I have heard that even though Kings 1 & 2 aired during season 2, they had season one production numbers. FOX really had to think long and hard before renewing it after lackluster ratings from the first season. That may have actually been the first and last time they showed patience for a new show.
What do you guys point to as the exact moment that the Bible jumped shark...
Noah's Ark. Because, dude, it was a total reset.
And if God had to destroy the world because it was so damn bad, and *He* was the one who made the world, I think that says something about the craftsmanship....
What do you guys point to as the exact moment that the Bible jumped shark...
When it became the St. Paul show. Early on you had the nice back story (Roman legionnaire, zapped/converted on the road to Damascus), he was a nice recurring character, but then... epistle this, epistle that, force fed Paulist doctrine. And, dude, Mary Magdalene never loved you. JCnMm4eva!!1!

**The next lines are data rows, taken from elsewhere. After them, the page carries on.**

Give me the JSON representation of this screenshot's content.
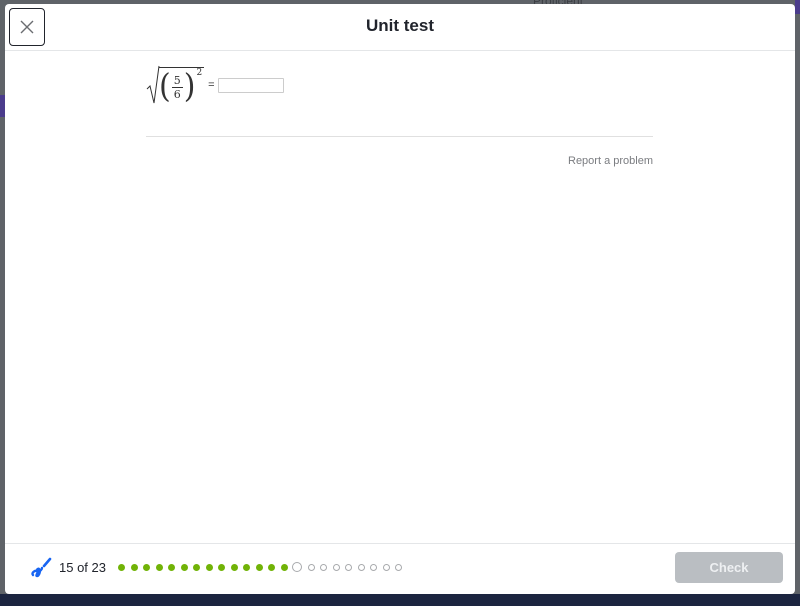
{
  "backdrop": {
    "peek_text": "Proficient"
  },
  "header": {
    "title": "Unit test",
    "close_icon": "close-icon"
  },
  "problem": {
    "expression": "sqrt((5/6)^2)",
    "numerator": "5",
    "denominator": "6",
    "exponent": "2",
    "equals": "=",
    "answer_value": "",
    "answer_placeholder": ""
  },
  "report_link": "Report a problem",
  "footer": {
    "logo_icon": "khan-scribble-icon",
    "progress_text": "15 of 23",
    "progress": {
      "current": 15,
      "total": 23,
      "completed": 14
    },
    "colors": {
      "done": "#71b307",
      "todo_border": "#a8aaad"
    },
    "check_label": "Check",
    "check_disabled": true
  }
}
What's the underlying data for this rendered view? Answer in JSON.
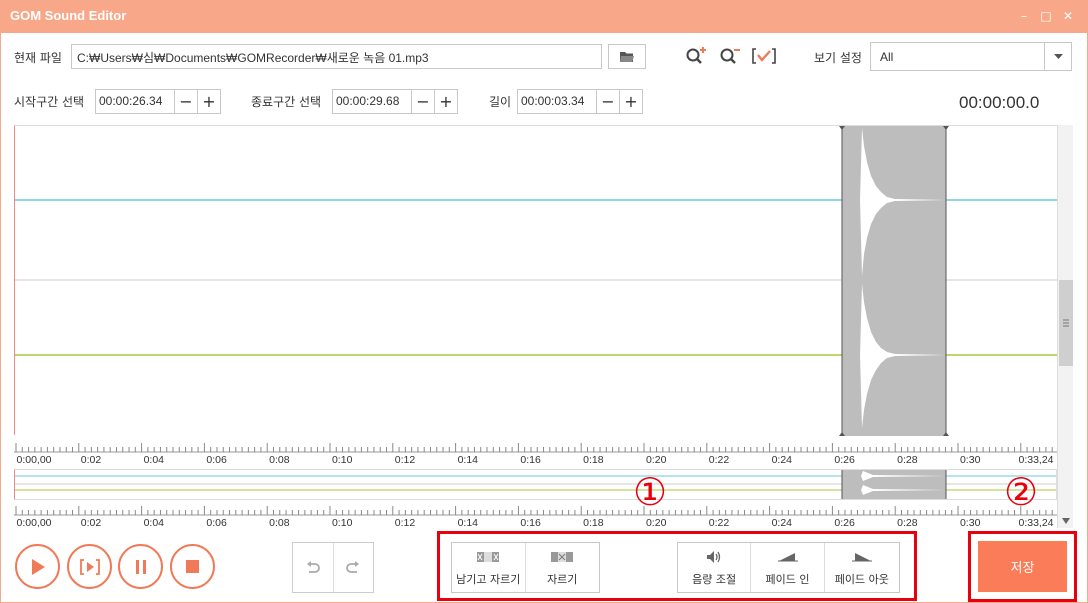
{
  "window": {
    "title": "GOM Sound Editor",
    "minimize": "–",
    "restore": "□",
    "close": "✕"
  },
  "file": {
    "label": "현재 파일",
    "path": "C:₩Users₩심₩Documents₩GOMRecorder₩새로운 녹음 01.mp3",
    "open_icon": "folder-icon"
  },
  "toolbar": {
    "zoom_in_icon": "zoom-in-icon",
    "zoom_out_icon": "zoom-out-icon",
    "select_icon": "check-bracket-icon",
    "view_label": "보기 설정",
    "view_value": "All"
  },
  "selection": {
    "start_label": "시작구간 선택",
    "start_value": "00:00:26.34",
    "end_label": "종료구간 선택",
    "end_value": "00:00:29.68",
    "length_label": "길이",
    "length_value": "00:00:03.34",
    "minus": "−",
    "plus": "+"
  },
  "current_time": "00:00:00.0",
  "ruler_labels": [
    "0:00,00",
    "0:02",
    "0:04",
    "0:06",
    "0:08",
    "0:10",
    "0:12",
    "0:14",
    "0:16",
    "0:18",
    "0:20",
    "0:22",
    "0:24",
    "0:26",
    "0:28",
    "0:30",
    "0:33,24"
  ],
  "colors": {
    "accent": "#fa7c58",
    "title_bar": "#f8a888",
    "channel_top": "#6cc8d8",
    "channel_bottom": "#a8c83a",
    "selection": "#bdbdbd",
    "highlight": "#e8000e"
  },
  "playback": {
    "play_icon": "play-icon",
    "play_selection_icon": "play-selection-icon",
    "pause_icon": "pause-icon",
    "stop_icon": "stop-icon"
  },
  "history": {
    "undo_icon": "undo-icon",
    "redo_icon": "redo-icon"
  },
  "edit_tools": {
    "trim_keep_label": "남기고 자르기",
    "cut_label": "자르기"
  },
  "effects": {
    "volume_label": "음량 조절",
    "fade_in_label": "페이드 인",
    "fade_out_label": "페이드 아웃"
  },
  "save_label": "저장",
  "annotations": {
    "marker1": "①",
    "marker2": "②"
  }
}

And we thought cellular suntan was the lamest route around a gaping plot hole someone couldn't right their way out of...
Aint fair that God can do that kind of shit because who's gonna disagree with him after that punishment? It's a hell of alot easier to pull a Tabula Rasa on Noah and his band of travelers than an entire world population.
Oh my god, you guys are cracking everything I own up. Please, keep going!
I've always thought it was really cool how, after getting all that criticism over all the violence in the Old Testament, God turned around and whipped out Song of Solomon, which was nothing but sex.
I'm still saving up for a Sect-Free DVD player so I can get Judith and Wisdom...lucky Region 3 Catholics...anyone know where I can BitTorrent them?